La bande originale de Club Zéro joue à fond, peut-être un peu trop d'ailleurs, la carte du drame pour accompagner cette dérive sectaire. Néanmoins, ce choix renforce son propos qui interroge sur la capacité des adultes, parents et corps enseignant, à intervenir pour protéger des enfants dans une situation où tous les signaux sont au rouge. A une époque où les jeunes subissent des influences de toutes sortes et que leurs engagements sont souvent entiers, voire quelque peu radicaux, Club Zéro sonne comme un appel à la vigilance. Jessica Hausner a signé un film percutant qui retourne l'estomac, au sens propre comme au figuré, de par le sujet qu'il aborde et ses choix de mise en scène totalement radicaux.

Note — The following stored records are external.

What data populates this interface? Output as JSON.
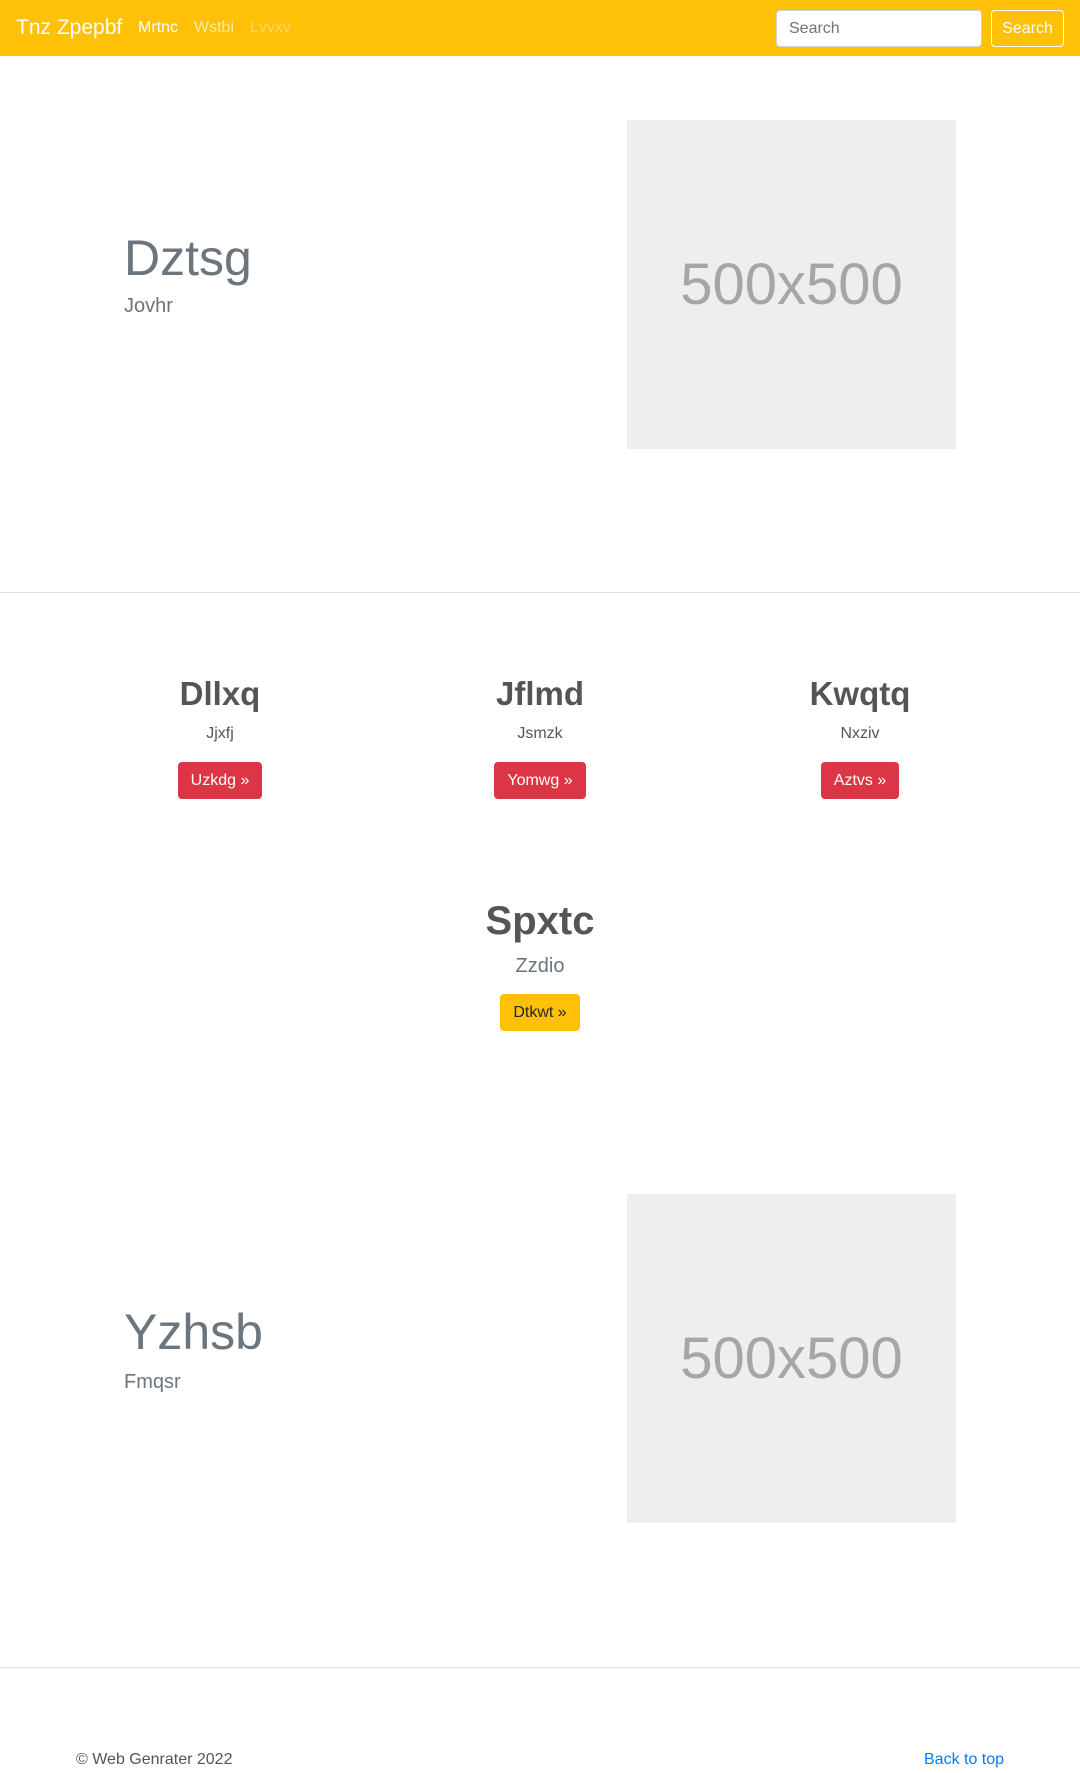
{
  "navbar": {
    "brand": "Tnz Zpepbf",
    "links": [
      "Mrtnc",
      "Wstbi",
      "Lvvxv"
    ],
    "search_placeholder": "Search",
    "search_button": "Search"
  },
  "hero1": {
    "title": "Dztsg",
    "subtitle": "Jovhr",
    "image_label": "500x500"
  },
  "features": [
    {
      "title": "Dllxq",
      "subtitle": "Jjxfj",
      "button": "Uzkdg »"
    },
    {
      "title": "Jflmd",
      "subtitle": "Jsmzk",
      "button": "Yomwg »"
    },
    {
      "title": "Kwqtq",
      "subtitle": "Nxziv",
      "button": "Aztvs »"
    }
  ],
  "center_feature": {
    "title": "Spxtc",
    "subtitle": "Zzdio",
    "button": "Dtkwt »"
  },
  "hero2": {
    "title": "Yzhsb",
    "subtitle": "Fmqsr",
    "image_label": "500x500"
  },
  "footer": {
    "copyright": "© Web Genrater 2022",
    "back_to_top": "Back to top"
  }
}
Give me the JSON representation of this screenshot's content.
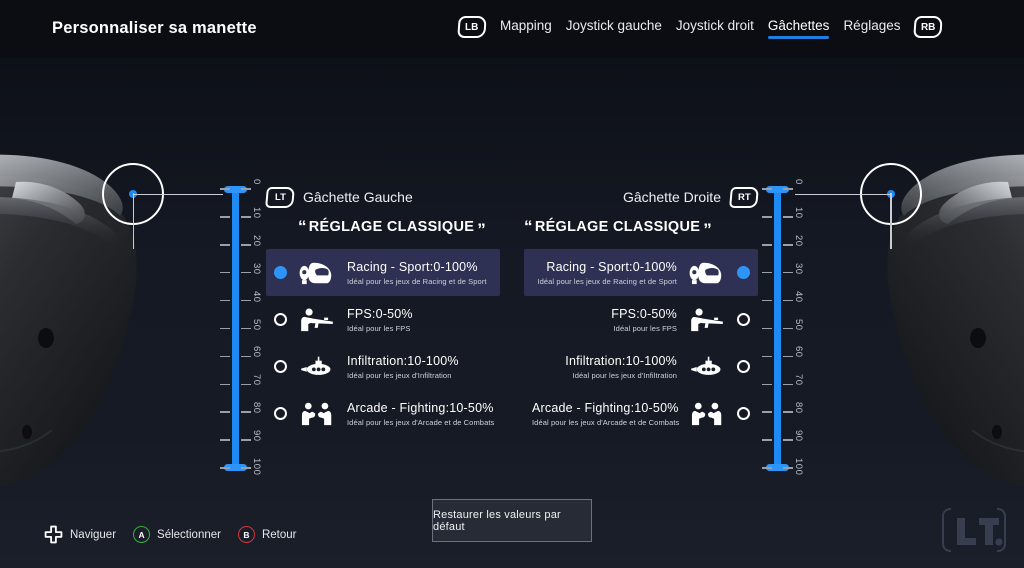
{
  "header": {
    "title": "Personnaliser sa manette",
    "left_bumper": "LB",
    "right_bumper": "RB",
    "nav": [
      {
        "label": "Mapping",
        "active": false
      },
      {
        "label": "Joystick gauche",
        "active": false
      },
      {
        "label": "Joystick droit",
        "active": false
      },
      {
        "label": "Gâchettes",
        "active": true
      },
      {
        "label": "Réglages",
        "active": false
      }
    ],
    "accent_color": "#1e7fe0"
  },
  "rulers": {
    "ticks": [
      "0",
      "10",
      "20",
      "30",
      "40",
      "50",
      "60",
      "70",
      "80",
      "90",
      "100"
    ],
    "bar_color": "#1e8bf5",
    "min": 0,
    "max": 100
  },
  "triggers": {
    "left": {
      "badge": "LT",
      "title": "Gâchette Gauche",
      "preset_label": "RÉGLAGE CLASSIQUE",
      "quote_open": "“",
      "quote_close": "”",
      "options": [
        {
          "title": "Racing - Sport:0-100%",
          "subtitle": "Idéal pour les jeux de Racing et de Sport",
          "icon": "helmet-icon",
          "selected": true
        },
        {
          "title": "FPS:0-50%",
          "subtitle": "Idéal pour les FPS",
          "icon": "shooter-icon",
          "selected": false
        },
        {
          "title": "Infiltration:10-100%",
          "subtitle": "Idéal pour les jeux d'Infiltration",
          "icon": "submarine-icon",
          "selected": false
        },
        {
          "title": "Arcade - Fighting:10-50%",
          "subtitle": "Idéal pour les jeux d'Arcade et de Combats",
          "icon": "fighting-icon",
          "selected": false
        }
      ]
    },
    "right": {
      "badge": "RT",
      "title": "Gâchette Droite",
      "preset_label": "RÉGLAGE CLASSIQUE",
      "quote_open": "“",
      "quote_close": "”",
      "options": [
        {
          "title": "Racing - Sport:0-100%",
          "subtitle": "Idéal pour les jeux de Racing et de Sport",
          "icon": "helmet-icon",
          "selected": true
        },
        {
          "title": "FPS:0-50%",
          "subtitle": "Idéal pour les FPS",
          "icon": "shooter-icon",
          "selected": false
        },
        {
          "title": "Infiltration:10-100%",
          "subtitle": "Idéal pour les jeux d'Infiltration",
          "icon": "submarine-icon",
          "selected": false
        },
        {
          "title": "Arcade - Fighting:10-50%",
          "subtitle": "Idéal pour les jeux d'Arcade et de Combats",
          "icon": "fighting-icon",
          "selected": false
        }
      ]
    }
  },
  "footer": {
    "hints": [
      {
        "glyph": "dpad-icon",
        "label": "Naviguer",
        "color": "#ffffff"
      },
      {
        "glyph": "A",
        "label": "Sélectionner",
        "color": "#3faa3f"
      },
      {
        "glyph": "B",
        "label": "Retour",
        "color": "#d7343c"
      }
    ],
    "restore_button": "Restaurer les valeurs par défaut",
    "watermark": "LT."
  }
}
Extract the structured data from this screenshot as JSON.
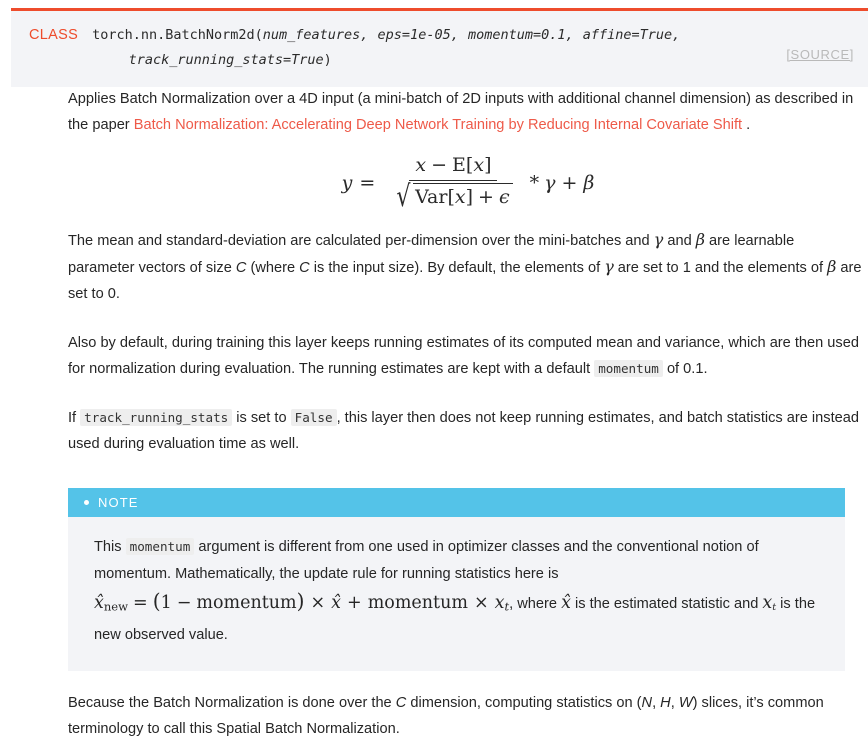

Extrait de "Club Zéro" de Jessica Hausner, film en lice pour la Palme d'or de la 76e édition du Festival de Cannes
Extrait de "Club Zéro" de Jessica Hausner Extrait de "Club Zéro" de Jessica Hausner, film en lice pour la Palme d'or de la 76e édition du Festival de Cannes (BAC FILMS)

La fiche

Genre : drame
Réalisateur : Jessica Hausner
Acteurs : Mia Wasikowska, Sidse Babett Knudsen, Amir El-Masry, Elsa Zylberstein, Mathieu Demy, Ksenia Devriendt, Luke Barker, Florence Baker, Samuel D Anderson, Gwen Currant
Pays : Autriche, Royaume-Uni, Allemagne, France, Danemark
Durée : 1h50
Sortie : prochainement
Distributeur : BAC Films 
Synopsis : Miss Novak rejoint un lycée privé où elle initie un cours de nutrition avec un concept innovant, bousculant les habitudes alimentaires. Sans qu’elle éveille les soupçons des professeurs
et des parents, certains élèves tombent sous son emprise et intègrent le cercle très fermé du mystérieux Club Zéro.